Elevated Device URLs/Cloudlink Errors
Incident Report for balena.io
Postmortem

We've recently experienced some instabilities with our Cloudlink service which impacts: webterminal, ssh, tunnels, actions, and public-url.

We host our Cloudlink servers along with some other parts of the balena-cloud infrastructure on a Kubernetes cluster.

Kubernetes scale and reorganize those servers depending on the load.

When a Cloudlink server needs to be shut down, connections are drained, this is expected and in most cases, transparent as devices reconnect to another Cloudlink server automatically.

What happened lately, and is problematic, is our Kubernetes cluster moving Cloudlink servers on hosts that are not able to sustain them at that moment. Causing another move shortly after, while devices didn't have the time to reconnect.

Hopefully, only a small amount of devices are concerned as only a few servers are moved at any given time, but it's still a very big problem for the customers who own those devices.

We already deployed some remediation to reduce the time it takes to move one of those servers and we're working on multiple different solutions to continue to both reduce the recovery time and reduce the occurrence of such issues.

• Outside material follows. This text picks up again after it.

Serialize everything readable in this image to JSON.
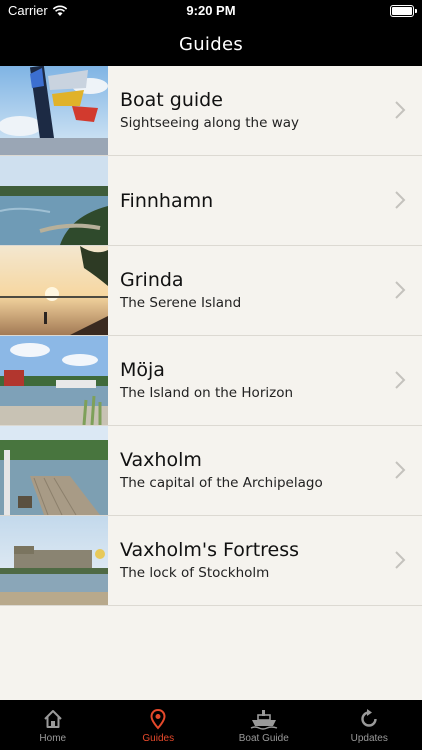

Posted Aug 10, 2023 - 15:30 UTC

Resolved
This incident has been resolved.
Posted Aug 09, 2023 - 18:05 UTC
Monitoring
A fix has been implemented and we are monitoring the results.
Posted Aug 09, 2023 - 16:52 UTC
Investigating
We're experiencing an elevated level of errors in our Device URLs and Cloudlink infrastructure and are currently looking into the issue.
Posted Aug 09, 2023 - 14:55 UTC
This incident affected: Device URLs and Cloudlink (VPN).